Patrick has been diagnosed with schizophrenia, bipolar disorder, obsessive compulsive disorder, depression and more. He takes strong medication to help manage those conditions. In jail he sees a psychologist, but not often. ‘Once in a blue moon’, he said. ‘This is nothing against the staff and that, but in jail you’re lucky to get any support.’

Patrick left school in Year 9. He had a few jobs back then but hasn’t worked for a long time.

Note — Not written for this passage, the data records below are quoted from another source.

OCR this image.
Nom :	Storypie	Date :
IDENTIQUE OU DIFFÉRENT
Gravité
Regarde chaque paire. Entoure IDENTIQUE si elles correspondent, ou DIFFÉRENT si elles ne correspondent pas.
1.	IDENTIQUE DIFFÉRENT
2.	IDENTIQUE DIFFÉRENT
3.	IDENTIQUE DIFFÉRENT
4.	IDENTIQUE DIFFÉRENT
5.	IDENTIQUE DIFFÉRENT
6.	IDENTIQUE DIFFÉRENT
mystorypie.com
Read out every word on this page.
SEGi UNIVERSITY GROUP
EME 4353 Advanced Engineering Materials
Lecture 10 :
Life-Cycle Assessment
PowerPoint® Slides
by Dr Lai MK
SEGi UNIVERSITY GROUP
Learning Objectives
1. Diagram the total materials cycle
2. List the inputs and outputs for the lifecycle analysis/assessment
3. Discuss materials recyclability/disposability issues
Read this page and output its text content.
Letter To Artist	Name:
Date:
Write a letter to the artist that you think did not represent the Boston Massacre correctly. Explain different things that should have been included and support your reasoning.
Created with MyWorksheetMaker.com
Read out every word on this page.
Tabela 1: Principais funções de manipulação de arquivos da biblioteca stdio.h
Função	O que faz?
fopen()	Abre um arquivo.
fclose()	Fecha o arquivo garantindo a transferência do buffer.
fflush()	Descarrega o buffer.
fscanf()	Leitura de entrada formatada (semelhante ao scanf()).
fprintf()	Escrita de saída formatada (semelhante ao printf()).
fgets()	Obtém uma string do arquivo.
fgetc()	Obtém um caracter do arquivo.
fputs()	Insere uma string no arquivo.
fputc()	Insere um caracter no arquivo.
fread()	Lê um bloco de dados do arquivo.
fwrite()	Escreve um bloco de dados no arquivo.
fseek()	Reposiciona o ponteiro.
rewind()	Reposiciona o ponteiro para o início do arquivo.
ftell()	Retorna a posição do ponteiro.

‘It’s like you go to work, get to work, you work and then you have lunch and you sit down with people, they talk about what they done in their lives – I can’t do that. I mean, it feels like they’re perfect and I’m not … Why couldn’t I have a life like them?’

He has been to rehab but didn’t manage to complete the program. ‘Rehab was a good thing but you can go through rehab and not change. You gotta be wanting to change. If you’re wanting to change you can do it out there in the community.’

Looking ahead, Patrick thinks maybe he’s ready to do that. He’s got plans to seek compensation for the abuse he suffered. He’s back in touch with his father, who visits him in jail. ‘As much as he’s done the wrong thing in the past he’s still a good man. He’s my dad.’ When he gets out of jail this time he’s going to go and live with his partner and her children, in a distant suburb, away from temptation.

‘If I’m around that kind of stuff, it triggers it off. But where I’m going there’s no drugs … I’m looking forward to giving it a go.’